Die eigentlichen Pontifices waren zunächst drei Priester (mit dem Pontifex Maximus). Im Laufe der Zeit musste die Zahl den Bedürfnissen des wachsenden Gemeinwesens angepasst werden. So wurde die Mitgliederzahl zunächst auf 6, später auf 9 erhöht. Sulla vermehrte die Zahl dann auf 15 und Caesar fügte noch ein 16. Mitglied hinzu.
Im Jahre 196 v. Chr. wurde das Kollegium durch die Abspaltung der Septemviri epulonum entlastet. Bereits im Jahr 300 hatten sich die Plebejer mit der Lex Ogulnia etwa die Hälfte der Stellen im Kollegium gesichert. Unter Augustus erfuhr das Kollegium schließlich noch einmal einschneidende Veränderungen: Im Jahr 29 v. Chr. wurde diesem durch Senatsbeschluss das Recht gegeben, Mitglieder auch über die gesetzlich festgelegte Zahl hinaus zu ernennen.

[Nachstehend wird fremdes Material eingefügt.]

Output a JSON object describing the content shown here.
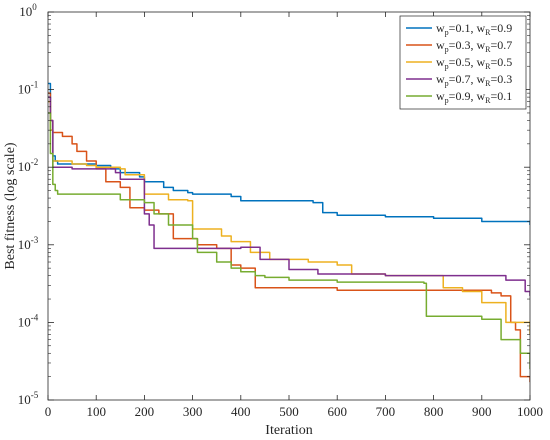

In der Folge kann für die Pontifices keine feste Mitgliederzahl mehr angegeben werden. Auch führte Augustus einen Promagister in das Kollegium ein, der ihn in den Geschäften des Pontifex Maximus vertrat. Zudem wurden die Flamines divorum, die Priester die für den Kult der konsekrierten Kaiser zuständig waren an das Kollegium angegliedert.
Aufnahme der Mitglieder
Seit dem Ende des Königtums erfolgte die Ergänzung aller großen Kollegien durch Kooptation. Eine Ausnahme bildeten der Rex sacrorum, die Flamines und die Vestalinnen, die vom Pontifex Maximus ernannt wurden. Die Kooptation war ein Ergebnis einer Abstimmung unter den Mitgliedern. Im Jahr 145 v. Chr. scheiterte ein Versuch die Kooptation durch die Volkswahl zu ersetzen, doch 103 wurde die Praxis doch geändert. Man dehnte nun das Verfahren, das schon länger für die Wahl des Pontifex Maximus galt, auch auf die Mitglieder aller großen Kollegen aus. Fortan wurde durch das Los 17 Tribus bestimmt, die stellvertretend für des ganze römische Volk den neuen Priester ernannten. Anschließend wurde der Gewählte vom Kollegium kooptiert. Sulla hob dieses Verfahren zwar wieder auf, doch wurde es 63 v. Chr. doch wieder eingeführt. Im Jahr 14 n. Chr. ging dann die Wahl auf den Senat über. Nach der Wahl erfolgte die cooptatio durch einen Obmann aus dem Kollegium und die feierliche Amtseinführung.
Aufgaben
Die Aufgabe der Pontifices bestand vor allem in der Überwachung aller religiösen Vorschriften, nicht darin, selbst Kulthandlungen zu vollziehen.
Nach dem Ende des römischen Reiches ging der Titel des Pontifex Maximus auf das Papsttum über. Zuweilen wird auch nur das Wort Pontifex als Synonym für Papst gebraucht.
Literatur
G. Wissowa, Religion und Kultus der Römer, München 1912.